The ABR Dynamic Blend Equity and Volatility Fund relies on a systematic, non-discretionary investment approach to determine an allocation among US equities (via futures the underlying of which is the S&P 500 Total Return Index), equity volatility (via futures the underlying of which is the S&P 500 VIX ShortTerm Futures Total Return Index) and cash instruments.
The strategy seeks to achieve returns from favourable volatility movements in the US equity markets while maintaining US equity exposure to preserve positive performance during extended periods of rising markets.
The fund will seek returns similar to ABR’s first index, the ABR Dynamic Blend Equity and Volatility Index.
It will be distributed in Switzerland, Greater Europe and the Middle East by Zurich-based OpenFunds Investment Services AG.
ABR’s founder and CEO Taylor Lukof said:”We see tremendous growth in index-tracking Ucits in Europe. What was less than 2% of AUM in European Ucits in 2013 became over 10% by 2015. European assets in Ucits continue to shift from traditional actively-managed funds to passively-managed funds, and ABR is pleased to be a part of this changing dynamic.”
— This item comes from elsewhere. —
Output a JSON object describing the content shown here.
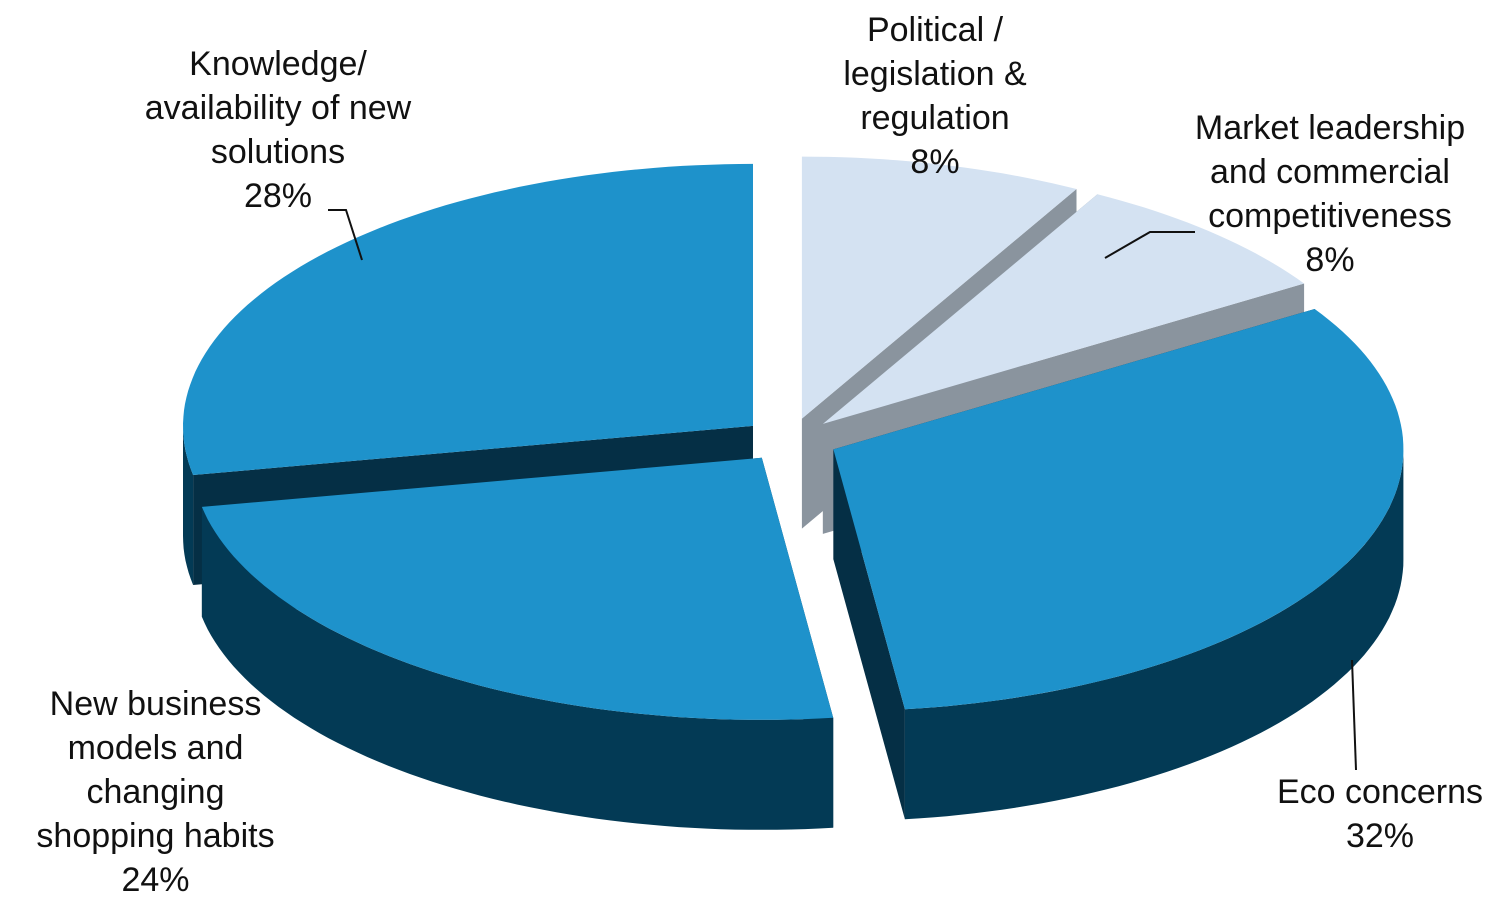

Lukof has unveiled plans to roll-out a family of liquid alternative Ucits funds to track these indexes over the next few years.
“Investor appetite for the tightly-regulated, highly-liquid Ucits V structure increases every day. With stocks and bonds perhaps nearing the end of an historic cycle, we believe we are well-positioned for the future,” he said.
OpenFunds’ CEO Siro Zanovello explained that the Swiss firm’s goal with ABR Dynamic Funds is to have the first billion-dollar fund in the category of liquid alternative that OpenFunds represents.
“We are excited for the Ucits fund family that ABR plans to offer to our clients in the future,” Zanovello added.
ABR Dynamic Funds is a global investment management and R&D firm founded in 2010 with a focus on liquid alternative index creation and product development.